ミレティアは何度も見返したその文章を再び読み返してみた。
『太陽は月を照らし、星を照らす。何よりも輝きをはなつ影の存在。我らの役目を忘れるな』
今までは何度読んでも意味が分からなかったその文章が急に意味を持ったように思えた。
「いったい、お母様は私にどうしてほしかったの……?」
つぶやくも答える声はもちろんない。どうして、とつぶやきながらミレティアの意識は沈んでいった。
*****************
急なノックの音にミレティアは目を覚ました。慌てて扉を開けると、リレイアンが立っていた。
「にい、さま?
どうされたんですか?」
「ふふっ。
寝ていたのかい、ティア。
ご飯ができたのだか、食べれそう?」
リレイアンに笑われたことで、ミレティアは顔を赤くした。
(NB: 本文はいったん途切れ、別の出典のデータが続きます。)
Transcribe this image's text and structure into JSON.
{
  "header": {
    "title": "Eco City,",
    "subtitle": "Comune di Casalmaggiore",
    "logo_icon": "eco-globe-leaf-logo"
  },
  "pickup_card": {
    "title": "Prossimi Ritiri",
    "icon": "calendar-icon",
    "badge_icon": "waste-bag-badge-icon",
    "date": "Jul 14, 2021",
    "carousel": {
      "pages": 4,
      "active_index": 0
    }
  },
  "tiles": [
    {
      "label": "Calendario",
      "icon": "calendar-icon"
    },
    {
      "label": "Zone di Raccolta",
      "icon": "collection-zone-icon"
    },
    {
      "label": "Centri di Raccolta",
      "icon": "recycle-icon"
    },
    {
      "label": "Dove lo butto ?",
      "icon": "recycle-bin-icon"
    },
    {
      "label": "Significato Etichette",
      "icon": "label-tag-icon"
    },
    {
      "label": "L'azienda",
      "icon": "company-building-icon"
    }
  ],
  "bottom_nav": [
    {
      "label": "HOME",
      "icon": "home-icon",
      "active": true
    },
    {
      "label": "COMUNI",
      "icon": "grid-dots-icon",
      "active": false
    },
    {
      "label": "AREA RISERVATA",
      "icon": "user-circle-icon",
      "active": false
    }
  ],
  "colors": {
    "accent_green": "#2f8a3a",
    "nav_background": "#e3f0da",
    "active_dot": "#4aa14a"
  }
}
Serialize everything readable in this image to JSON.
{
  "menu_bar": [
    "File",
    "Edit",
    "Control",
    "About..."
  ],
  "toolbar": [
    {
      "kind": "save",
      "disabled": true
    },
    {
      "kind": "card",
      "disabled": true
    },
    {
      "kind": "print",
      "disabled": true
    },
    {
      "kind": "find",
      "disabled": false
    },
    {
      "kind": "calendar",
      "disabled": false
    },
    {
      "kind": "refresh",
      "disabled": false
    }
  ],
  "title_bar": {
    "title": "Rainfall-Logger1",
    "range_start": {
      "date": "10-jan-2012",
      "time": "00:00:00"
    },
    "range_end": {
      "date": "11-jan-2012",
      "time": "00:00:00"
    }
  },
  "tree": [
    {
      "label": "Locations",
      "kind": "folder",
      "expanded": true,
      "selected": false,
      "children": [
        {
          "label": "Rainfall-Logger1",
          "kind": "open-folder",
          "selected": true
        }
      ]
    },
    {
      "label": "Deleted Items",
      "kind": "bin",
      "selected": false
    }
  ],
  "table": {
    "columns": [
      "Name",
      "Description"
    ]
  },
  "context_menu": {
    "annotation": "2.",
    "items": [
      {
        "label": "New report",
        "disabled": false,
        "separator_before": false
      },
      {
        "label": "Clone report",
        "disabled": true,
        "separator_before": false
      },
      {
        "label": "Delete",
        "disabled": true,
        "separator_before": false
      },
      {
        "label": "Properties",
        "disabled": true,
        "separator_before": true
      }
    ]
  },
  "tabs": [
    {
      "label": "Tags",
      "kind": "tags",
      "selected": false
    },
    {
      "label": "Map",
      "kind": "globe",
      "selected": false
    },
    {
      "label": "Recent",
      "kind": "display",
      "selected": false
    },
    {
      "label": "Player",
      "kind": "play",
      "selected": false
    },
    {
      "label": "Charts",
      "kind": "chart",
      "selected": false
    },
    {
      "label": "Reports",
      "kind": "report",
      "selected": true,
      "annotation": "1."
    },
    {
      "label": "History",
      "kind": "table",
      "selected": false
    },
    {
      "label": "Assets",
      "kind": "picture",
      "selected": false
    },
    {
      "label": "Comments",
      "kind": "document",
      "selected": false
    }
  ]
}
それも、リレイアンの後ろの机にのっているおいしそうな料理の数々を目にするとすぐに忘れ去ってしまった。
ミレティアが料理に目を奪われていることに気がつくと、リレイアンはミレティアの手を引いて、椅子に座らせる。
「兄様、これ、どうされたんですか?
とってもおいしそう!」
ミレティアの素直な反応に、リレイアンはミレティアの頭を優しくなでた
「私が作ったんだよ。
材料は乳兄弟のオレガが持ってきてくれるから安心してくれ」
「兄様、お料理できたのですか!?
すごい!!」
「いつか、こんな風にティアと暮らすことになると思っていたからね。
ティアのために練習したんだよ?
ほら、温かいうちに食べてくれ」
暮らすという言葉にミレティアは今の状況を思い出し、再び赤面した。それを隠すようにおそるおそる目の前の料理に手を伸ばす。
「!!」
あまりのおいしさに言葉を失ったミレティアにリレイアンはほほえんだ。
「おいしいかい?」
リレイアンの言葉にいまだ言葉を失っているミレティアはこくこくとうなずく。
少しして、ミレティアはようやく口を開いた。
「おいしいですわ、兄様!
兄様は何でもできるのですね」
「そんなことないよ。
でも、満足してもらえたようでよかった」
その後は談笑しながら、二人は残りの料理を食べた。
「兄様、明日の朝食は私がつくりますわ」
ミレティアは食べ終わると、そんなことを言いだす。
「じゃあ、頼もうかな」
やる気に溢れているミレティアを見てリレイアンはそう答える。
「あの、今は何時でしょうか」
ミレティアのその言葉を聞くと、リレイアンは申し訳なさそうにしながら、時計を取り出した。
「今は夜の8時だよ」
「もう、そのような時間なのですね。
陽が入らないので、全然わからなくて……」
「すまない、ティア」
暗いリレイアンの様子にミレティアは首を傾げた。
「詳しい話は明日しよう。
今日はもう疲れただろう?
ああ、下には決して行かないでくれよ」
リレイアンはそう言うと食器を片付け始める。ミレティアも慌ててリレイアンを手伝いその日は解散となった。